Biographer John E. O'Hara considered these works 'landmark stories", and "The Enormous Radio" in particular "perhaps the most imaginative story Cheever ever wrote." O'Hara comments on Cheever's skill in exploiting its "thematic possibilities":

The animation of inanimate structures is an ancient literary device, [but] few writers have been able to achieve the intensity of effect that Cheever creates in "The Enormous Radio." Blending realism, fantasy, comedy and pathos, and carefully manipulating these elements into a structure, Cheever illuminates some the darker regions of the human psyche.

O'Hara adds that "The Enormous Radio" "ventured into something approaching existential awareness and raised serious ethical questions about personal involvement and self-delusion in the lives of his characters."

==Theme==
"The Enormous Radio" is a departure from Cheever's hitherto "naturalistic-realistic narratives" into a whimsical invocation of a fall from grace and the catastrophic consequences of self-knowledge. Biographer Patrick Meanor writes:

"The Enormous Radio" is Cheever's earliest and most brilliant version of the "fall" from innocence into experience, from blissful ignorance into the horror of self-knowledge, and from a comfortable life of illusion into the unbearable reality.

Meanor adds that the radio serves as "an agent of revelation" which, stripping the Westcotts of their self-complacency, leaves them bereft of their "urban Eden", intimately bound up with the idea of the house, gender, and family, which becomes through metaphor, a way of externalizing the inner life of fictional characters.

Writer and Critic Tim Lieder notes that the story is an early experimental story from Cheever and technically magical realism. He also points out that it inspired a Billy Crystal story in Playboy magazine about a man who watches his neighbors on his cable. For Lieder, the most important part of the story was the miserable marriage that is only momentarily interrupted by the chance to eavesdrop on their neighbors. He later noted that this story goes a long way to explaining the state of social media since ultimately the couple's neighbors are rather boring. Social media needs drama to keep people's attention.

==Adaptations==
===Television===
"The Enormous Radio" was adapted into an episode of the television series Tales from the Darkside in 1987 entitled "The Enormous Radio". It was directed by Bill Travis and it aired on May 17, 1987.

===Radio===
"The Enormous Radio" was adapted into an episode of the CBS Radio Workshop on May 11, 1956.

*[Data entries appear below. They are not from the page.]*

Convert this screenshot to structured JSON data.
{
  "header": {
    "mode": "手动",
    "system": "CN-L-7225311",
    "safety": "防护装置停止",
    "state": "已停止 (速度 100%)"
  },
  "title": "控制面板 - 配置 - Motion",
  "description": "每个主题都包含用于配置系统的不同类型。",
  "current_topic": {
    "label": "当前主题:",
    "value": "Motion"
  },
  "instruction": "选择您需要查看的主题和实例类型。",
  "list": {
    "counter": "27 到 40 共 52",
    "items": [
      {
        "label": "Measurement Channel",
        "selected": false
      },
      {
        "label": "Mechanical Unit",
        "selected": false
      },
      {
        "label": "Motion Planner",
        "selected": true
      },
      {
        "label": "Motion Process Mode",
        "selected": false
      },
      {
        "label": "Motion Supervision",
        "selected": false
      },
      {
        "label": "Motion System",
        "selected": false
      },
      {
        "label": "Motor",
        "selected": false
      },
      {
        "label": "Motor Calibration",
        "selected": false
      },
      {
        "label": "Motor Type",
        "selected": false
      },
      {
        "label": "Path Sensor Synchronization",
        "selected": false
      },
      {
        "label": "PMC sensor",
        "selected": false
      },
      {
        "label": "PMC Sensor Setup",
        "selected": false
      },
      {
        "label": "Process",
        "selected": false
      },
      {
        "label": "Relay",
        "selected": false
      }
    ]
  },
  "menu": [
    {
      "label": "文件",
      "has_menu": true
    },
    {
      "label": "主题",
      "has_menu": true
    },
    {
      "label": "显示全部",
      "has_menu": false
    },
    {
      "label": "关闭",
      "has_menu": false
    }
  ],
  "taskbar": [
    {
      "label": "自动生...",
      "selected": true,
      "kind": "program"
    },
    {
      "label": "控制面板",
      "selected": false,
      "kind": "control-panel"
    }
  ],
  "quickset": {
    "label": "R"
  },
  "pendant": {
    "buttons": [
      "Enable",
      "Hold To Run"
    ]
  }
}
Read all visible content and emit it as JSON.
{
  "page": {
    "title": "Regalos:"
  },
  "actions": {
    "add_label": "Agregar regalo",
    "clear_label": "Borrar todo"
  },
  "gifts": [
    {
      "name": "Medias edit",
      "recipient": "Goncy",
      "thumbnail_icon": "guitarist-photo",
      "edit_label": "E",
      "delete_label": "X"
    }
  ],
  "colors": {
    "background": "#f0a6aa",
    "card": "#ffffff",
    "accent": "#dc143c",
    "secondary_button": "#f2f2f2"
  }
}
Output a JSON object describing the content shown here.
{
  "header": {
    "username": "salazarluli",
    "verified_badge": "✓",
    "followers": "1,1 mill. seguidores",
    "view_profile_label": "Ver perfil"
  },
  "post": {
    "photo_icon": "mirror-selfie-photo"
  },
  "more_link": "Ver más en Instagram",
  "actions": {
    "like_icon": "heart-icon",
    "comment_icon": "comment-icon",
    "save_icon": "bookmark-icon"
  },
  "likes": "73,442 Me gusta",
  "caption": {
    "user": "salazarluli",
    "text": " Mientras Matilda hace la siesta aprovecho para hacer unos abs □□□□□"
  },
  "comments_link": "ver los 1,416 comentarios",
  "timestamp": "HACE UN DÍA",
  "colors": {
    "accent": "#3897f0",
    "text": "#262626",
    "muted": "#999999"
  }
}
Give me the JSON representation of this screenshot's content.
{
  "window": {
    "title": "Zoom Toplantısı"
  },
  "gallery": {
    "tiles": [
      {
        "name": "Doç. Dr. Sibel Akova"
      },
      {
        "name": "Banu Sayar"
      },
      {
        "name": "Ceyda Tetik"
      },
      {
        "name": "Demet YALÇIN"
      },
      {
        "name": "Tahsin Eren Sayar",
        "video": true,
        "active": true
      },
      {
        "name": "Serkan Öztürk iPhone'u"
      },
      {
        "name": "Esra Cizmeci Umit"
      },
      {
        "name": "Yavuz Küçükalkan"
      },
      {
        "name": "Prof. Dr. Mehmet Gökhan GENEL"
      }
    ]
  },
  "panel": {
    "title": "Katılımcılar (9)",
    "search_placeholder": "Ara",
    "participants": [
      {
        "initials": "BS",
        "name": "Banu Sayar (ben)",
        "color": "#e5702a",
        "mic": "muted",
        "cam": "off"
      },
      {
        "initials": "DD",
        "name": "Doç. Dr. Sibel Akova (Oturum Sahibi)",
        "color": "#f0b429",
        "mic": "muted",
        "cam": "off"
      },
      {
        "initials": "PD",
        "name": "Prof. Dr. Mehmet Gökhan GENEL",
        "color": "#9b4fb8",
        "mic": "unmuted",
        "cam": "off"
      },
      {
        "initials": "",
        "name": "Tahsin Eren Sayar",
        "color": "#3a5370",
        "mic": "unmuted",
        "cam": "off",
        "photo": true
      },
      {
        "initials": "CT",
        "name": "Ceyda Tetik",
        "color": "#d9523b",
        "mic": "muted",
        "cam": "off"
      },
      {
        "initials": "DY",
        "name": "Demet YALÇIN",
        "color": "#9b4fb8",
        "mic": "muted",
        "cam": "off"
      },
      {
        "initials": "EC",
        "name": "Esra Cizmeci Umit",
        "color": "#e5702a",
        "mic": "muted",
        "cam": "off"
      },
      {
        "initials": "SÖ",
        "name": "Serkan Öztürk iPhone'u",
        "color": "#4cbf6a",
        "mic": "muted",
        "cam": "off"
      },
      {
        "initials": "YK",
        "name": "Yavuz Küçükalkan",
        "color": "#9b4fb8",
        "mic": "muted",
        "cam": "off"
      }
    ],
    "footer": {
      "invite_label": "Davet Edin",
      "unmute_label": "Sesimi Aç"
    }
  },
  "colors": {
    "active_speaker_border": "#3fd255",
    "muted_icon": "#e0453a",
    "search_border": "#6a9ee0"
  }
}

The story was dramatized by Gregory Evans on the BBC World Service in the series City Plays, produced and directed by Gordon House. It aired in 1991.

== Sources ==
- Bailey, Blake. 2009 (1). Notes on Text in John Cheever: Collected Stories and Other Writing. The Library of America. pp. 1025-1028
- Bailey, Blake. 2009 (2). Cheever: A Life. Alfred A. Knopf, New York. 770 pp.
- Meanor, Patrick. 1995. John Cheever Revisited. Twayne Publishers, New York.
- O'Hara, James E. 1989. John Cheever: A Study of the Short Fiction. Twayne Publishers, Boston Massachusetts. Twayne Studies in Short Fiction no 9.
- Waldeland, Lynne. 1979. John Cheever. Twayne Publishers, G. K. Hall & Co., Boston, Massachusetts.